Mul­ti­me­dia im Wohn­zim­mer

Mit dem Avermedia AverLife Cinema bringt man Multimedia-Dateien ins Wohnzimmer: Das Gerät wird per HDMI, Komponente oder Composite-Video mit dem Fernseher oder Beamer verbunden, die Dateien werden von einem USB-Speicher oder über den Kartenslot eingelesen.

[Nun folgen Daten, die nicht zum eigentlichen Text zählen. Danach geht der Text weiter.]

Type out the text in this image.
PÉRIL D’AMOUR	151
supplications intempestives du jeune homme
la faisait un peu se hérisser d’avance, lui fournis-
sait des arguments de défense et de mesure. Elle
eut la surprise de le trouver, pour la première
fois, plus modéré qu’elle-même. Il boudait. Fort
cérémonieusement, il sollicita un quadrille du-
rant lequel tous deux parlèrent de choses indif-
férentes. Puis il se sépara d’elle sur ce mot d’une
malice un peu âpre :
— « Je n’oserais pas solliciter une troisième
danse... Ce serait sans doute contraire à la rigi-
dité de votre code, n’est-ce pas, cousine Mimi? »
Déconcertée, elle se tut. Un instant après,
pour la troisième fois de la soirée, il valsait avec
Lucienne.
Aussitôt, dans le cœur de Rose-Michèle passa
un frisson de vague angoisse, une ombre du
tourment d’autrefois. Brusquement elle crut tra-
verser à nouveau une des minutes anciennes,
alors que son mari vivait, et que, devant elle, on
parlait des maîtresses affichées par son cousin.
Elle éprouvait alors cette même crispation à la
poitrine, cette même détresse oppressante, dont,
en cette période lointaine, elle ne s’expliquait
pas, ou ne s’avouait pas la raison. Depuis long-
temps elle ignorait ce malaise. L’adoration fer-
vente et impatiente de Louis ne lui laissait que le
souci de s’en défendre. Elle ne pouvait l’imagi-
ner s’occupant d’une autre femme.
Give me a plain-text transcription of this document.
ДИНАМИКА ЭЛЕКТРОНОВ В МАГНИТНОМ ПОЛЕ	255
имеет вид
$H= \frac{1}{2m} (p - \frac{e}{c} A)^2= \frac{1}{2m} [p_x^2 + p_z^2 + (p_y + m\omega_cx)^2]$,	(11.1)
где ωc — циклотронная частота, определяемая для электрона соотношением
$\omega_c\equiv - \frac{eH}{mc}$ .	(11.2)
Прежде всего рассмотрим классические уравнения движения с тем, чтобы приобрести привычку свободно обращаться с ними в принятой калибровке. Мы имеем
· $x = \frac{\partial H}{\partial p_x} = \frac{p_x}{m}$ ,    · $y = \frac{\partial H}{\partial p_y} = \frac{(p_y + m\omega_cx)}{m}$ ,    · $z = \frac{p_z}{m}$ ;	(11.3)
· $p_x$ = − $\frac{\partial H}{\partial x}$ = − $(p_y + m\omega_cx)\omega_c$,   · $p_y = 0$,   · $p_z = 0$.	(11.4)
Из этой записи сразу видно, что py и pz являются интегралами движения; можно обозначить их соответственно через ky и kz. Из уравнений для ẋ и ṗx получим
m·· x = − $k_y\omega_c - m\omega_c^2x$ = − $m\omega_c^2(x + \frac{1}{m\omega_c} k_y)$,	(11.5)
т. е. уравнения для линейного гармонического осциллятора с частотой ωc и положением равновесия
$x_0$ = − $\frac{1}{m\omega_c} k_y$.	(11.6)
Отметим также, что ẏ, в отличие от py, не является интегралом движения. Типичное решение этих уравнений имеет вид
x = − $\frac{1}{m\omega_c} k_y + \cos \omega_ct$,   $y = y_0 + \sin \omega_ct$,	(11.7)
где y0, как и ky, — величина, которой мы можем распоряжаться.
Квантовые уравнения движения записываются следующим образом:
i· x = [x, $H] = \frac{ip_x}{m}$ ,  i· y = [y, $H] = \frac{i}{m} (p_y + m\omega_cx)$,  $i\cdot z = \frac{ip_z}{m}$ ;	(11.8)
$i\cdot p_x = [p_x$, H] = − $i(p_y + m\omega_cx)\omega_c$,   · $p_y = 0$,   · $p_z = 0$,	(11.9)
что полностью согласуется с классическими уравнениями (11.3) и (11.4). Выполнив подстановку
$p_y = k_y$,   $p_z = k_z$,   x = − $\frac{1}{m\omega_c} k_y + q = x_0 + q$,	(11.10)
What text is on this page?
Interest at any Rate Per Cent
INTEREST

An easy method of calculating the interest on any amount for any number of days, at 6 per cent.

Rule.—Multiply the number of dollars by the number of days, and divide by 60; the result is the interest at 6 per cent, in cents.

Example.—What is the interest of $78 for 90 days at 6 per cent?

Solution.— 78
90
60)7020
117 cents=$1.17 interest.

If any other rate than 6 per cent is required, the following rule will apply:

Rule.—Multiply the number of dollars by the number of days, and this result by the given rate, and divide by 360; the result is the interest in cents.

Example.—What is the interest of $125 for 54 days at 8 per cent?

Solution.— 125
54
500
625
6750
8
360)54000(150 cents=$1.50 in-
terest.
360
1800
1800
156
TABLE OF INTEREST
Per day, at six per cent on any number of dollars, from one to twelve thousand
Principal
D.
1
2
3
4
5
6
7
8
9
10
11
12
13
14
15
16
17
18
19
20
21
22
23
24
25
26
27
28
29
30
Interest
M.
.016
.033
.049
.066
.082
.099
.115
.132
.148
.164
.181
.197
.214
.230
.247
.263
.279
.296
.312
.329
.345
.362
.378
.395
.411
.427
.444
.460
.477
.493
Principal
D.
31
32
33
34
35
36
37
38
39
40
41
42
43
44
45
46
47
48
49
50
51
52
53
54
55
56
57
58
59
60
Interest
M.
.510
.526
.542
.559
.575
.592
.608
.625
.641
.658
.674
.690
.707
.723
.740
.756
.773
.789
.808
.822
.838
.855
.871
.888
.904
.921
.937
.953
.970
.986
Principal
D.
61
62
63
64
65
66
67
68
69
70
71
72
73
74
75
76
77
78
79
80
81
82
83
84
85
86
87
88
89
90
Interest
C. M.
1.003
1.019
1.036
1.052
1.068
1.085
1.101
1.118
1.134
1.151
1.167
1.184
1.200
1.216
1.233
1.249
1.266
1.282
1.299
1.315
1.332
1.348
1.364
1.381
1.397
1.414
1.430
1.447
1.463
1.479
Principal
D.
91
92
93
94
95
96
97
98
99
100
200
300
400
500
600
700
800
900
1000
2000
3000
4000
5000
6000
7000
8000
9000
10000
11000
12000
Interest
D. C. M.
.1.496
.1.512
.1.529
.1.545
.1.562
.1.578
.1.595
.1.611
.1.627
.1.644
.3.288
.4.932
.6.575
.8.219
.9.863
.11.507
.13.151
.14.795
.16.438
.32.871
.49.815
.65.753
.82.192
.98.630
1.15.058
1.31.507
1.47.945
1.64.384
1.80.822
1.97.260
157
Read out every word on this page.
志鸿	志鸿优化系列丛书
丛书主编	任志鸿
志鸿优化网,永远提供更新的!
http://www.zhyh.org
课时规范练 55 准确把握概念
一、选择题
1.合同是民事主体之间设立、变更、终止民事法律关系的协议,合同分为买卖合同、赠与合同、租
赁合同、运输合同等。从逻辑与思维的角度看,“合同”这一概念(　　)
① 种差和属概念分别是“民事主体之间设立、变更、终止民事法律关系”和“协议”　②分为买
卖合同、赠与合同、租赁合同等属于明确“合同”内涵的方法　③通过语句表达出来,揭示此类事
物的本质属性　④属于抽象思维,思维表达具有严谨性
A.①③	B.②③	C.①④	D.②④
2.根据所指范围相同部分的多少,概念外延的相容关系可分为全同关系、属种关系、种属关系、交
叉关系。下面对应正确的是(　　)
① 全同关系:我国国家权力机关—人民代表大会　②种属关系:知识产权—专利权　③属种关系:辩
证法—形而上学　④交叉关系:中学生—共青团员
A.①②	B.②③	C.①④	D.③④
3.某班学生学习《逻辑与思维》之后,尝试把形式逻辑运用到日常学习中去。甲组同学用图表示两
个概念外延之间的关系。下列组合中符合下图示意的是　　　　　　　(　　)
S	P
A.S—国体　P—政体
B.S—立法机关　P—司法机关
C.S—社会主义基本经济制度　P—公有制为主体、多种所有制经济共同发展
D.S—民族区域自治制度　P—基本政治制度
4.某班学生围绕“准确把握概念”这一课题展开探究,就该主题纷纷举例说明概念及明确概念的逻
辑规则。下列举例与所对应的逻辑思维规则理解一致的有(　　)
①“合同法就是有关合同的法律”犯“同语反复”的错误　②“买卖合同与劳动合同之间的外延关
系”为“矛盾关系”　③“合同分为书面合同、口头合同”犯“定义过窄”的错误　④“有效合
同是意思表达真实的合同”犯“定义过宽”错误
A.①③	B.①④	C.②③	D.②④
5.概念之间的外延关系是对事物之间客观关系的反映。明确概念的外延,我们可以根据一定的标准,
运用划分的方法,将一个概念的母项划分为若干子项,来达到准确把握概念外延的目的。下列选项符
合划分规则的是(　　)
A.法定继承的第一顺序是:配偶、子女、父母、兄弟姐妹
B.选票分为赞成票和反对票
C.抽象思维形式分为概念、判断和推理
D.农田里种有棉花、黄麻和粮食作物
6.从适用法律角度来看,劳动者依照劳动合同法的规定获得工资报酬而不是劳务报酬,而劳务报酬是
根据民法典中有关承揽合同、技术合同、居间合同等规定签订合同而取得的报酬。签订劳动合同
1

Der Einschub für SD-, SDHC-, MS- und MMC-Karten befindet sich an der Vorderseite, gleich neben der USB-Schnittstelle. Die USB-Schnittstelle eignet sich für Speichersticks und für externe Festplatten, unterstützt werden die Dateisysteme FAT, FAT32 und NTFS. Das Gerät spielt Videos, die auf .avi, .dat, .mpg, .mov, .rm, .rmvb, .divx, .xvid und .mpeg enden, bei der Fotowiedergabe darf man sich auf .jpeg, .bmp, .png, .gif und .tiff freuen. Neben MP3- und WAV- werden auch OGG- und M4A-Musiktitel verarbeitet, selbst Text-Dateien gehören zum Repertoire des Multimedia-Players. Für das Zusammenspiel mit einem Flachbildfernseher hält der AVerLife Cinema einen HDMI-Ausgang mit 720p-Unterstützung sowie einen Komponentenanschluss bereit. Ältere Geräte werden über den Composite-Video-Ausgang angeschlossen. Zum Lieferumfang der Box gehören ein Komponenten- und ein Composite-Video-Kabel, ein Netzteil, eine Bedienungsanleitung und eine Fernbedienung samt Batterien. Die wichtigsten Funktionen lassen sich auch direkt am Gerät selbst steuern.

Der Avermedia AVerLife Cinema wird nicht ins Heimnetz eingebunden, sondern greift auf USB-Geräte und Flash-Speicher-Wechselmedien zurück. Leider bleiben MKV- und AVCHD-Videos beziehungsweise FLAC-Musiktitel außen vor. Wer damit leben kann, bekommt den Player zur Zeit für 70 Euro, zum Beispiel bei amazon. Wer in Sachen Netzwerkfähigkeit und Formatunterstützung mehr erwartet, sollte einen Blick zum Extreme Vision O272 riskieren, muss dann allerdings deutlich tiefer in die Tasche greifen.